Klobuchar one-upped Warren, saying, “Every single person I have beaten, my Republican opponents, have gotten out of politics forever … I think that sounds pretty good with the guy we have in the White House right now.”

But Sanders, in what became an irritated exchange with Warren, took issue with the senator’s claim that she was the only candidate to beat a Republican incumbent in 30 years.

“Just to set the record straight, I defeated an incumbent Republican running for Congress,” he said.

Warren asked when.

“1990.”

Warren counted in her head.

“That’s how I won,” Sanders said.

“Thirty years ago,” she said. “Wasn’t that 30 years ago?”

A Shaky Truce

In recent appearances with voters, Warren has made the sexism she faced throughout her career more of a prominent part of her story. She is one of the only women left running in the Democratic presidential primary, and she is the only female candidate with broad voter support in the early-nominating states.

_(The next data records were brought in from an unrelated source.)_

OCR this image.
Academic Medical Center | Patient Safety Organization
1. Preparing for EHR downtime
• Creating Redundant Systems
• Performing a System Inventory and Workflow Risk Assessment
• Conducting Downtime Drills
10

Her account of her 2018 meeting with Sanders has some supporters worried that the truce between the two candidates is in peril. Sanders and Warren have avoided openly attacking each other so that neither alienates the other’s supporters and so progressive groups can focus on weakening former Vice President Joe Biden, an avowed moderate who remains the front-runner.

The truce — reportedly hammered out at that same 2018 meeting — preserves the possibility that one candidate could support the other if that person emerges as the clear favorite of progressives. But three weeks out from the all-important Iowa caucuses, neither candidate has faded, raising their incentive to try to tarnish each other.

To that end, the Sanders campaign has tacitly raised doubts about Warren’s commitment to longshot progressive ideas such as “Medicare for All” and grouped her with other elite candidates representing the old guard of the Democratic Party.

Sanders is supported by a diverse group of primary voters now, but he drew criticism during his 2016 presidential campaign for failing to emphasize gender and racial discrimination in his political vision.

Polling shows that a majority of voters who support Sanders would flock to Warren if he were knocked out of the Democratic primary and vice versa. “And I don’t think you win them over by going after him,” former Iowa state Sen. Steve Sovern (D), a Sanders-turned-Warren supporter, said Monday.

For some, the claim that Sanders did not think a woman could win the presidency caused just such a backlash against Warren.

“Shame on you,” RoseAnn DeMoro, the former head of National Nurses United and a prominent Sanders backer, tweeted at Warren on Monday. Sanders, she added, “was a feminist when you were a Republican.”